The article seemed pretty fair, until that last sentence. Who suspects that Mao has passed her physical golden moment? I don't think I've ever heard anyone in the skating world say anything like that.Asada would greatly benefit from the new system if she can do a triple-triple combination along with a triple axel in the short program. However, the Japanese star didn't include any combined triples last season because she was more focused on polishing her trademark triple axel and her previous triple-triple attempts were mostly downgraded due to a problem with poor rotation.
A new rule in the long program, however, could challenge Kim, who strongly relies on three double axels to make up for the lack of a triple loop.
Kim, currently at No. 1 in the world ranking by a large margin, has been ruling out the triple loop in her programs for the last few seasons because of shaky landings. Asada, in contrast, did only one double axel in her Vancouver free routine.

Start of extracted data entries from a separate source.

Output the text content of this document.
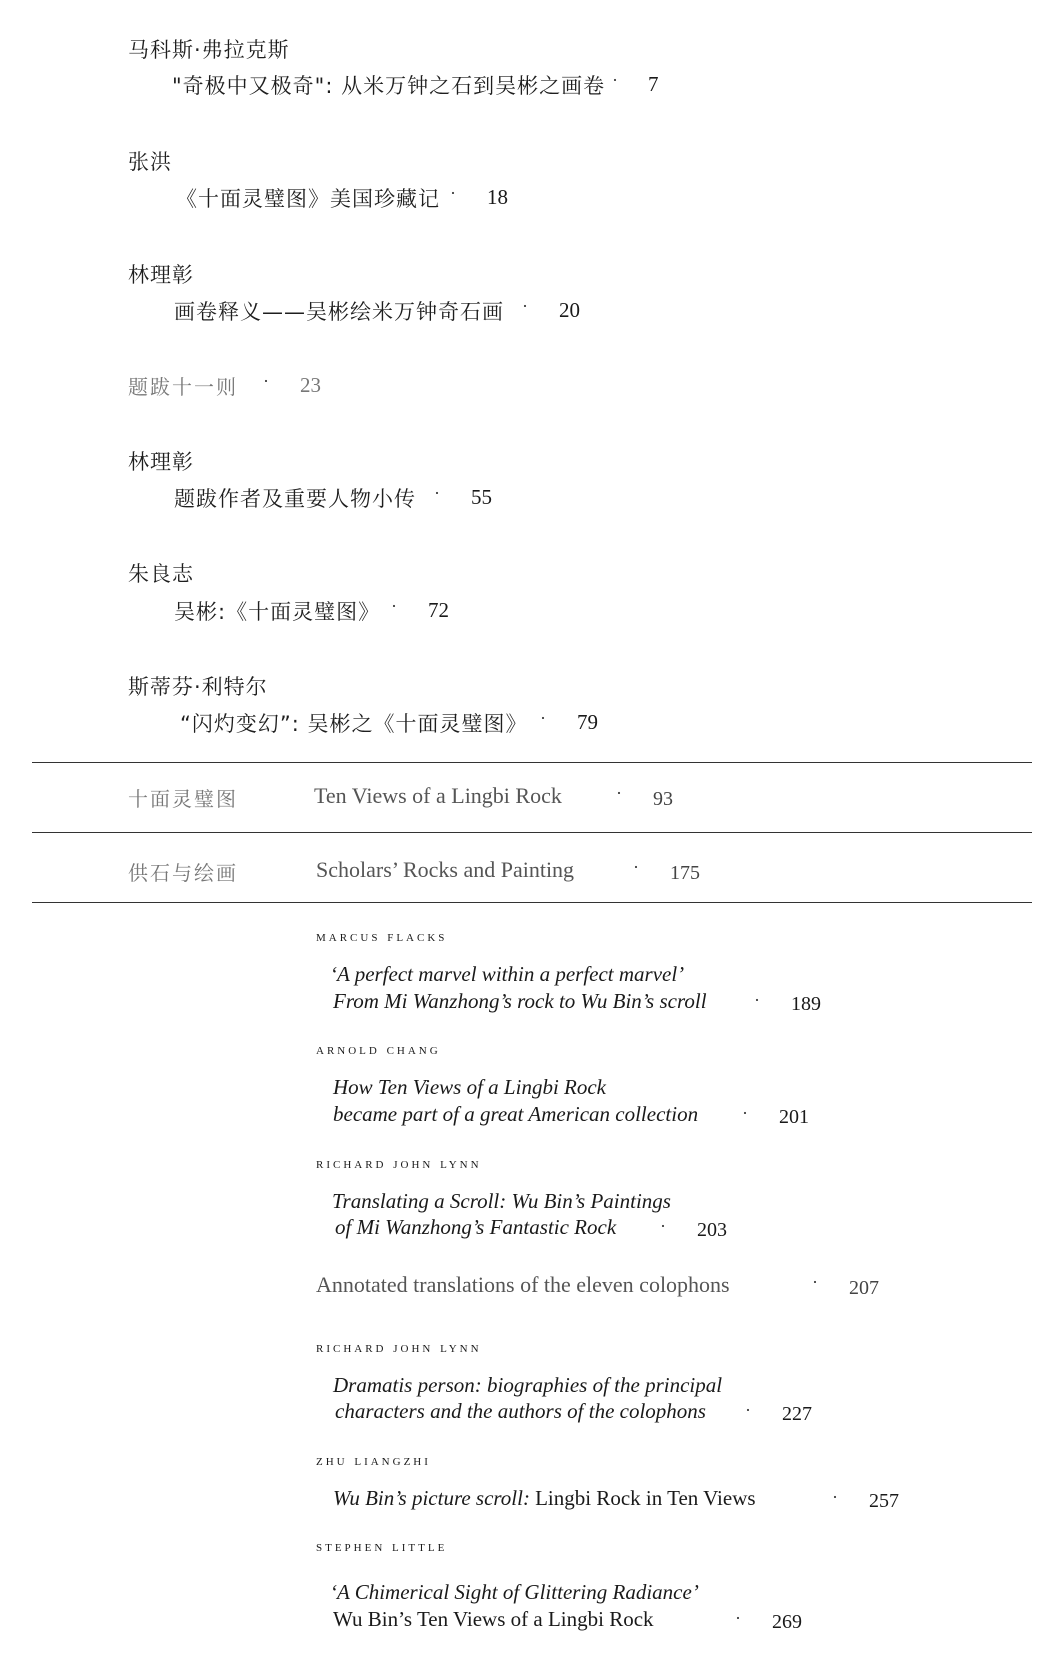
马科斯·弗拉克斯
"奇极中又极奇": 从米万钟之石到吴彬之画卷 · 7
张洪
《十面灵璧图》美国珍藏记 · 18
林理彰
画卷释义——吴彬绘米万钟奇石画 · 20
题跋十一则 · 23
林理彰
题跋作者及重要人物小传 · 55
朱良志
吴彬:《十面灵璧图》 · 72
斯蒂芬·利特尔
“闪灼变幻”: 吴彬之《十面灵璧图》 · 79
十面灵璧图	Ten Views of a Lingbi Rock	· 93
供石与绘画	Scholars’ Rocks and Painting	· 175
marcus flacks
‘A perfect marvel within a perfect marvel’
From Mi Wanzhong’s rock to Wu Bin’s scroll	· 189
arnold chang
How Ten Views of a Lingbi Rock
became part of a great American collection · 201
richard john lynn
Translating a Scroll: Wu Bin’s Paintings
of Mi Wanzhong’s Fantastic Rock · 203
Annotated translations of the eleven colophons	· 207
richard john lynn
Dramatis person: biographies of the principal
characters and the authors of the colophons · 227
zhu liangzhi
Wu Bin’s picture scroll: Lingbi Rock in Ten Views	· 257
stephen little
‘A Chimerical Sight of Glittering Radiance’
Wu Bin’s Ten Views of a Lingbi Rock	· 269
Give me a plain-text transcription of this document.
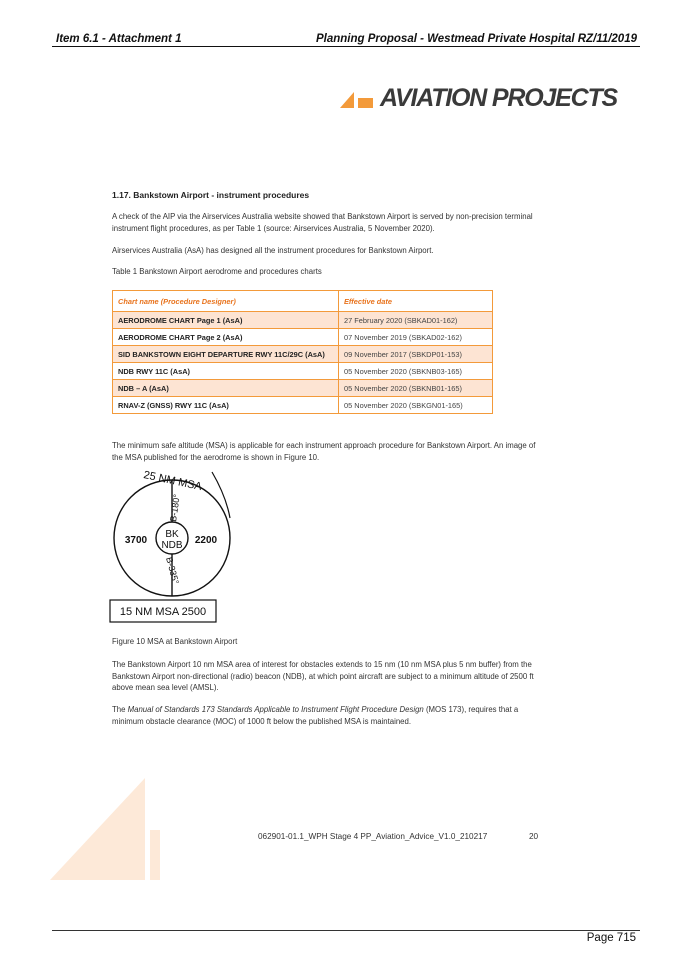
Item 6.1 - Attachment 1	Planning Proposal - Westmead Private Hospital RZ/11/2019
AVIATION PROJECTS
1.17. Bankstown Airport - instrument procedures
A check of the AIP via the Airservices Australia website showed that Bankstown Airport is served by non-precision terminal instrument flight procedures, as per Table 1 (source: Airservices Australia, 5 November 2020).
Airservices Australia (AsA) has designed all the instrument procedures for Bankstown Airport.
Table 1 Bankstown Airport aerodrome and procedures charts
Chart name (Procedure Designer)	Effective date
AERODROME CHART Page 1 (AsA)	27 February 2020 (SBKAD01-162)
AERODROME CHART Page 2 (AsA)	07 November 2019 (SBKAD02-162)
SID BANKSTOWN EIGHT DEPARTURE RWY 11C/29C (AsA)	09 November 2017 (SBKDP01-153)
NDB RWY 11C (AsA)	05 November 2020 (SBKNB03-165)
NDB – A (AsA)	05 November 2020 (SBKNB01-165)
RNAV-Z (GNSS) RWY 11C (AsA)	05 November 2020 (SBKGN01-165)
The minimum safe altitude (MSA) is applicable for each instrument approach procedure for Bankstown Airport. An image of the MSA published for the aerodrome is shown in Figure 10.
25 NM MSA
B-180°
B-335°
3700	2200
BK
NDB
15 NM MSA 2500
Figure 10 MSA at Bankstown Airport
The Bankstown Airport 10 nm MSA area of interest for obstacles extends to 15 nm (10 nm MSA plus 5 nm buffer) from the Bankstown Airport non-directional (radio) beacon (NDB), at which point aircraft are subject to a minimum altitude of 2500 ft above mean sea level (AMSL).
The Manual of Standards 173 Standards Applicable to Instrument Flight Procedure Design (MOS 173), requires that a minimum obstacle clearance (MOC) of 1000 ft below the published MSA is maintained.
062901-01.1_WPH Stage 4 PP_Aviation_Advice_V1.0_210217	20
Page 715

Some critics also say the inclusion of a triple axel in the short program wouldn't be good for Mao, because it remains to be seen how much longer Asada will perform that jump.
Asada was the only skater to include the 3.5-rotation jump in her routines for the last couple of seasons, but mostly ended up receiving deductions for under-rotation.
In Vancouver, she turned the tables to land all three of her triple axels in the short and free programs. However, her success rate has remained below 50 percent throughout her career, with the Japanese skater suspected of having passed her physical golden moment.
Besides, she's only 19. She probably could do the triple axel for a few more years. Heck Midori Ito was almost 23 when she did her 3A at the 1992 Olympics!